Li Zhengxin, Sun Xin, Zhao Zhimin, Yang Qiang, Ren Yayun, Teng Xiao, Tai Dean C S, Wanless Ian R, Schattenberg Jörn M, Liu Chenghai
Gongli Hospital of Shanghai Pudong New Area, Shanghai, China.
Shuguang Hospital, Shanghai University of Traditional Chinese Medicine, 528 Zhangheng Road, Pudong New Area, Shanghai, 201203, China.
Sci Rep. 2025 Jan 24;15(1):3143. doi: 10.1038/s41598-025-87427-4.
A major histologic feature of cirrhosis is the loss of liver architecture with collapse of tissue and vascular changes per unit. We developed qVessel to quantify the arterial density (AD) in liver biopsies with chronic disease of varied etiology and stage. 46 needle liver biopsy samples with chronic hepatitis B (CHB), 48 with primary biliary cholangitis (PBC) and 43 with metabolic dysfunction-associated steatotic liver disease (MASLD) were collected at the Shuguang Hospital. The METAVIR system was used to assess stage. The second harmonic generation (SHG)/two-photon images were generated from unstained slides. Collagen proportionate area (CPA) using SHG. AD was counted using qVessel (previously trained on manually labeled vessels by stained slides (CD34/a-SMA/CK19) and developed by a decision tree algorithm). As liver fibrosis progressed from F1 to F4, we observed that both AD and CPA gradually increases among the three etiologies (P < 0.05). However, at each stage of liver fibrosis, there was no significant difference in AD or CPA between CHB and PBC compared to MASLD (P > 0.05). AD and CPA performed similar diagnostic efficacy in liver cirrhosis (P > 0.05). Using the qVessel algorithm, we discovered a significant correlation between AD, CPA and METAVIR stages in all three etiologies. This suggests that AD could underpin a novel staging system.

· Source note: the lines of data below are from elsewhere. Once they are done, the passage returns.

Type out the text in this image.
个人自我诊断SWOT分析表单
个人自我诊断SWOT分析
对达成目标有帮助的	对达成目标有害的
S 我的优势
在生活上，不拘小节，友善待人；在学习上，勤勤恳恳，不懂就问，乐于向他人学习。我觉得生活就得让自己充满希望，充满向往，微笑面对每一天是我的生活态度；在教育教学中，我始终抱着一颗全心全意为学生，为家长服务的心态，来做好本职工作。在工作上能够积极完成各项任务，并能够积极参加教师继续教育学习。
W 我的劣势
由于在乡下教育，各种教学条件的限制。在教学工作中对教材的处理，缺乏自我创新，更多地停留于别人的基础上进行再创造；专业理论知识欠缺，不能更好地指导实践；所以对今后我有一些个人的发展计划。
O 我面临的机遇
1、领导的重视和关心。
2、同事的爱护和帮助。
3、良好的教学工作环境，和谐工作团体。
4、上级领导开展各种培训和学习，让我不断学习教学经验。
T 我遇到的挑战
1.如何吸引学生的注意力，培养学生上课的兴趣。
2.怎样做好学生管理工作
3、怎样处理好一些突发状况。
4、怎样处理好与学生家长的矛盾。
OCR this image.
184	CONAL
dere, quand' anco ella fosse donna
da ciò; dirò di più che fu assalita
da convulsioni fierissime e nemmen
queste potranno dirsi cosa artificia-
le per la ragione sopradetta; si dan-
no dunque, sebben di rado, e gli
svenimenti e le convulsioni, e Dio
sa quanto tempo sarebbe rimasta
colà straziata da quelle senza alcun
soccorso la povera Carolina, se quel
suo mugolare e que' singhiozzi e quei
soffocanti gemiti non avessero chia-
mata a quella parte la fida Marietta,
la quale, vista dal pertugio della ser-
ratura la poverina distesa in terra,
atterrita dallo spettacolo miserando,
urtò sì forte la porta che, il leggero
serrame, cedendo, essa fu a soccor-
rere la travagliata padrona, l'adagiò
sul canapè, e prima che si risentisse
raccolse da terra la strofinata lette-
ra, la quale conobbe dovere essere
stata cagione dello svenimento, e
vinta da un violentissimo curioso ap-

肝硬化的一个主要组织学特征是肝结构丧失,伴有组织塌陷和单位血管变化。我们开发了qVessel来量化不同病因和阶段的慢性疾病肝活检中的动脉密度(AD)。在曙光医院收集了46例慢性乙型肝炎(CHB)肝穿刺活检样本、48例原发性胆汁性胆管炎(PBC)样本和43例代谢功能障碍相关脂肪性肝病(MASLD)样本。使用METAVIR系统评估阶段。从未染色的载玻片生成二次谐波产生(SHG)/双光子图像。使用SHG测量胶原比例面积(CPA)。使用qVessel计算AD(qVessel先前通过染色载玻片上的手动标记血管(CD34/α-SMA/CK19)进行训练,并由决策树算法开发)。随着肝纤维化从F1进展到F4,我们观察到在这三种病因中,AD和CPA均逐渐增加(P < 0.05)。然而,在肝纤维化的每个阶段,与MASLD相比,CHB和PBC之间的AD或CPA没有显著差异(P > 0.05)。AD和CPA在肝硬化中的诊断效能相似(P > 0.05)。使用qVessel算法,我们发现所有三种病因中AD、CPA与METAVIR阶段之间存在显著相关性。这表明AD可能支持一种新的分期系统。